Thursday, July 05, 2007

Downtown

This spring C took both T-ball and tennis on Saturday mornings. With just over an hour between the end of T-ball and the beginning of tennis I didn't know what to do with the kids in the interim. The first few weeks I took them over to the coffee shop but that got messy and was costing me a lot of money. Finally I had the idea of crossing the street at Guv Fuller Field and walking them around Morse Pond.
I haven't been back there since I was a student at the school, and I didn't really remember anything about it except that there was a path from the school around the pond and we used to take it to get to Guv Fuller Field for field day festivities. Once our class was the country of Kenya.
The path is a wild, overgrown place in the middle of downtown Falmouth. I described it to Ken as the forest primeval and made him accompany us on one of our trips. When you look out over the water, the pond is all you see, no buildings are visible. Only the voices of parents encouraging their young T-ball players remind you that civilization is just through the trees.
There's a large field to the right of the path before you get to the school. Walking out into it the first week, I felt like I was discovering a secret place. It was even more of a surprise than the seclusion of the pond. The grass was a foot high and there was a horseshoe pit in one corner and some rusting sports equipment in the other. What a great field for butterflies, I thought. But the next time we came, someone had mowed.
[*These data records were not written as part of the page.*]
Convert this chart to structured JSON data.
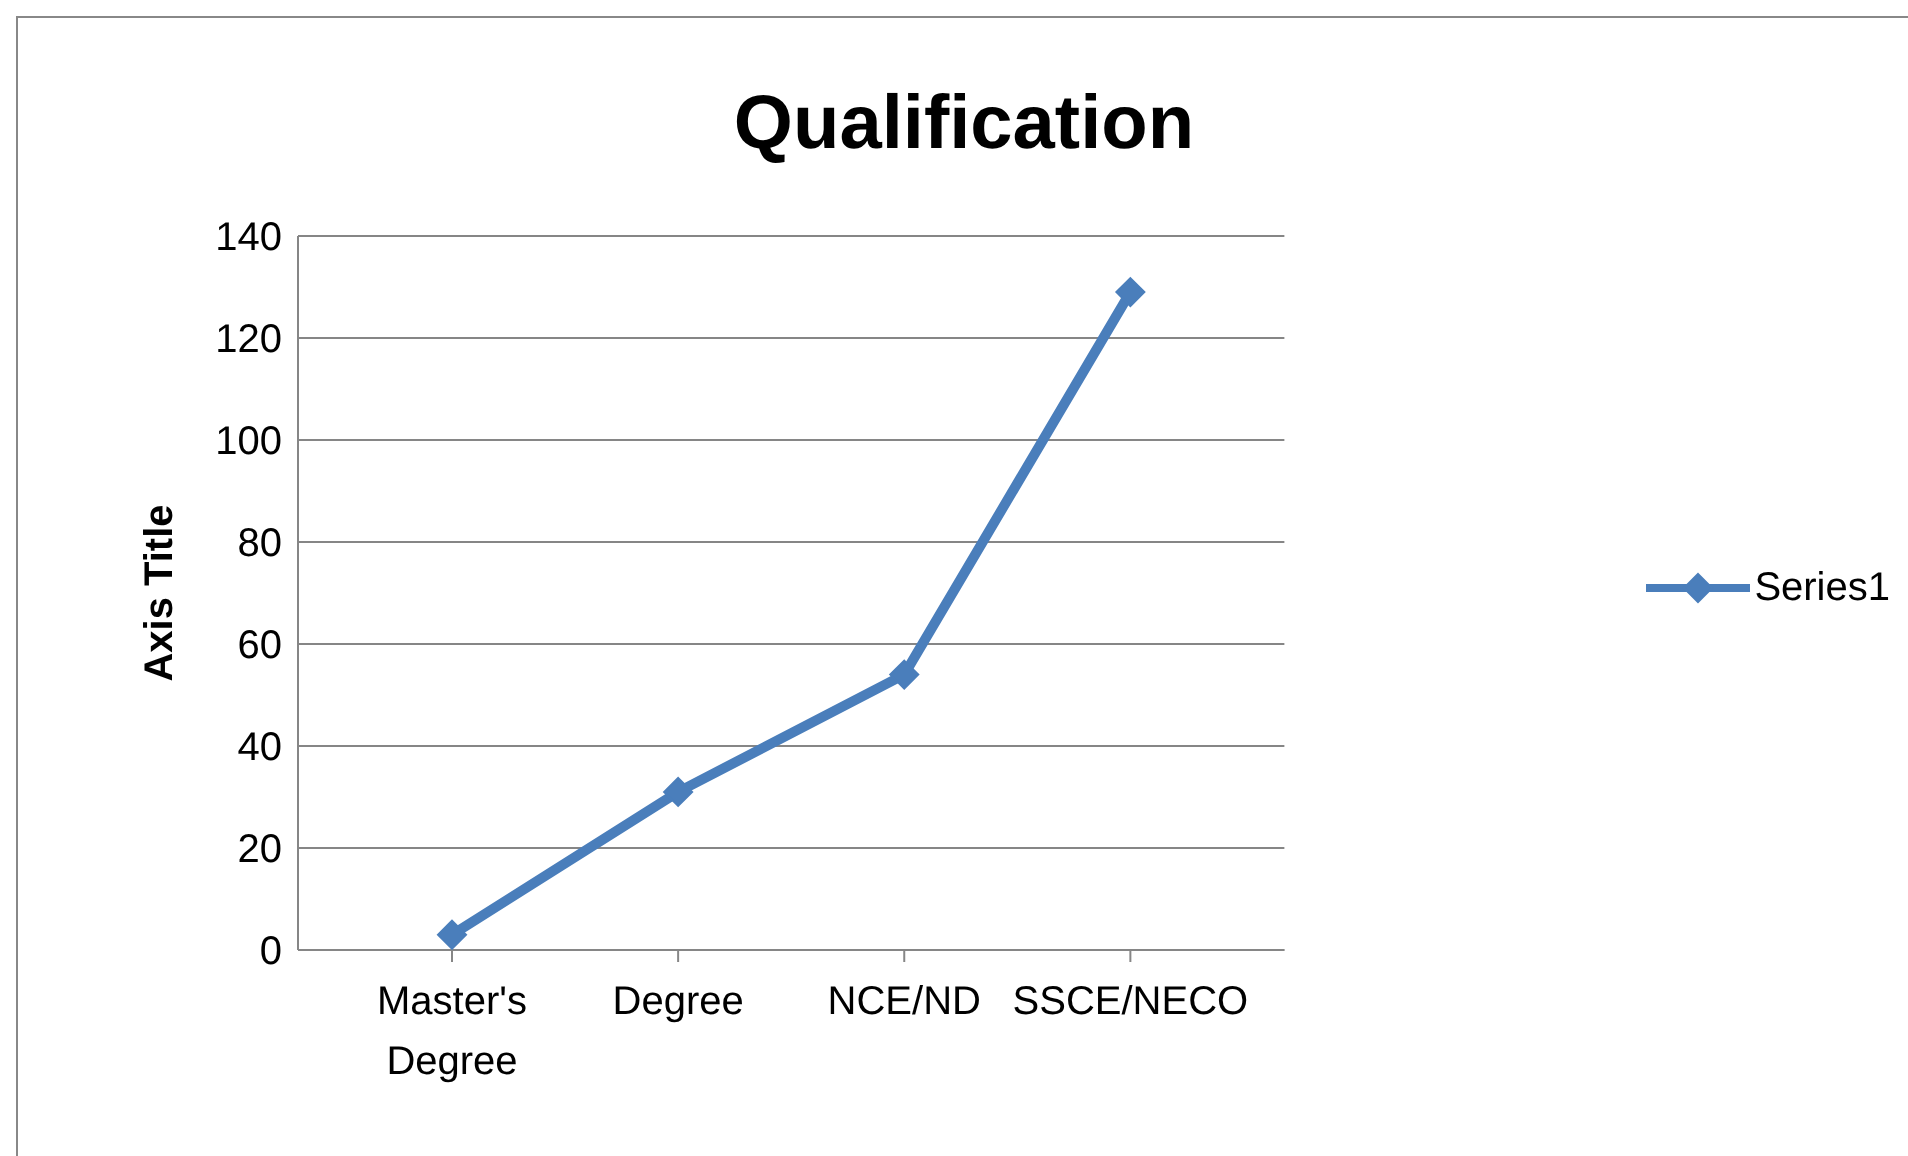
{
  "chart_data": {
    "type": "line",
    "title": "Qualification",
    "ylabel": "Axis Title",
    "categories": [
      "Master's Degree",
      "Degree",
      "NCE/ND",
      "SSCE/NECO"
    ],
    "series": [
      {
        "name": "Series1",
        "color": "#4a7ebb",
        "values": [
          3,
          31,
          54,
          129
        ]
      }
    ],
    "ylim": [
      0,
      140
    ],
    "yticks": [
      0,
      20,
      40,
      60,
      80,
      100,
      120,
      140
    ],
    "grid": "y",
    "legend": "right",
    "marker": "diamond"
  }
}
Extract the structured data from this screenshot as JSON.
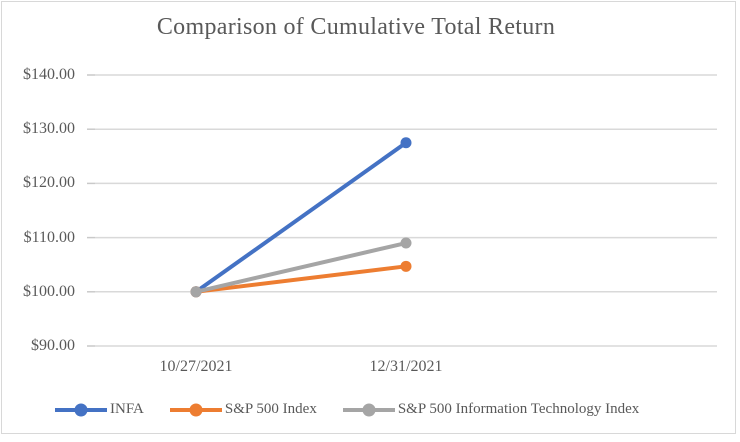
{
  "chart": {
    "title": "Comparison of Cumulative Total Return"
  },
  "chart_data": {
    "type": "line",
    "title": "Comparison of Cumulative Total Return",
    "categories": [
      "10/27/2021",
      "12/31/2021"
    ],
    "series": [
      {
        "name": "INFA",
        "values": [
          100.0,
          127.5
        ],
        "color": "#4472C4"
      },
      {
        "name": "S&P 500 Index",
        "values": [
          100.0,
          104.7
        ],
        "color": "#ED7D31"
      },
      {
        "name": "S&P 500 Information Technology Index",
        "values": [
          100.0,
          109.0
        ],
        "color": "#A5A5A5"
      }
    ],
    "ylim": [
      90,
      140
    ],
    "y_ticks": [
      90,
      100,
      110,
      120,
      130,
      140
    ],
    "y_tick_labels": [
      "$90.00",
      "$100.00",
      "$110.00",
      "$120.00",
      "$130.00",
      "$140.00"
    ],
    "grid": "horizontal-only",
    "gridline_color": "#D9D9D9",
    "tick_mark_color": "#C9C9C9",
    "text_color": "#595959",
    "marker": "circle",
    "legend_position": "bottom"
  }
}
Even the back of the school looks overgrown and abandoned. With the front of the school remodeled, I expected the back to look different as well, but it's just the same as it was in the late 70s when I was a student there. The exact backdrop of my 5th grade class picture was, from what I remember, unchanged. And coming upon the school from the leaves and hanging vines of the path reminded me of the scene in Logan's Run when the runners come above ground and see the Capitol, all overgrown with vines. Can you believe I'm referencing that movie again? My metaphors could surely use some work.